This is the third Steve Berry novel I have read, and, unusually for me I have read them not in the chronological sequence that I usually read in. First up I was very impressed with his “The Romanov Prophecy” (2007) which I polished off not long after it came out. In those days I was not so meticulous about reviewing what I had read and it did slip through the net, but I remember enjoying this blend of fact and fiction. I wasn’t such a big fan of “The Venetian Betrayal”(2008). This was the third in the series of his Cotton Malone books and it felt like it was a mid-series book. It fell head-first into the hokum category that “The Romanovs” avoided. There were characters I cared little about and it took me quite a while to return to Berry. “The Amber Room” an earlier novel, is not quite up to his best but is a distinct improvement on the disappointment that was “The Venetian Betrayal”.
This is a stand-alone rather than a series novel.
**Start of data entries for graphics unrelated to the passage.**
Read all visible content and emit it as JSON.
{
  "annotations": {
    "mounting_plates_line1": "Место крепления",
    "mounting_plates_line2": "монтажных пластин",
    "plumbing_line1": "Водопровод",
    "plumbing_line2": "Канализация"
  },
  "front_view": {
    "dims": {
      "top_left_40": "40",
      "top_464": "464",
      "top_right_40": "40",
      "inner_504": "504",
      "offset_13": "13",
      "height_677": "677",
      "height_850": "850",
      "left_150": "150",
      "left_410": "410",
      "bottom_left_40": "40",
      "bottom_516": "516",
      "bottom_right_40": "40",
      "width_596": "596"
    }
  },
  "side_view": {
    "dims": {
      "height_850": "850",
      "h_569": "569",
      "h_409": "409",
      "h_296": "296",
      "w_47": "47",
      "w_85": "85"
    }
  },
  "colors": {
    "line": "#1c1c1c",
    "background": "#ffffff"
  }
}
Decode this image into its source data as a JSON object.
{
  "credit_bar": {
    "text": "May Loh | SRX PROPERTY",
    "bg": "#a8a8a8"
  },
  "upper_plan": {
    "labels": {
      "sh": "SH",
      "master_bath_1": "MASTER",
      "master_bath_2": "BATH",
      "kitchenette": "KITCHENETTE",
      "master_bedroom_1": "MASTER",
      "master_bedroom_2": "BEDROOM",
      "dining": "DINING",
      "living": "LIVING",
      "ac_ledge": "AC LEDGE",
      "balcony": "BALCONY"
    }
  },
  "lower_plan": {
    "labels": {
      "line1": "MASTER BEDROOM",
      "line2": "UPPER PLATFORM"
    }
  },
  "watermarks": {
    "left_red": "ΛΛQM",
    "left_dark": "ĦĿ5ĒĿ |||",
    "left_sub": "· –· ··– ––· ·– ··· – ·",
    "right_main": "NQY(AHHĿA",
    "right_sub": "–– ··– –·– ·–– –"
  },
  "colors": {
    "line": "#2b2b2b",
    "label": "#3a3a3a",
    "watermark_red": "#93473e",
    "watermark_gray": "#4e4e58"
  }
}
I didn’t actually know anything about “The Amber Room” (the room rather than the book). It was a Russian treasure of amber panelling from St Catherine’s Palace, taken by the Nazis and lost at some point. Seems an ideal starting point for an adventure genre novel! The stolen Nazi treasure plot-line features an American judge, Rachel Cutler, and her lawyer ex-husband who get dragged into the search for the amber room because of family connections. There are a couple of cartoonish baddies (one male, one female) employed by art collecting families and these are in competition with one another to discover the location of the panelling and will kill those who get in their way.
It reads well and like “The Romanov Prophecy” (which I think might be due for a re-read) there is a good blend of fact and fiction but without that little extra sparkle which made that book superior to this.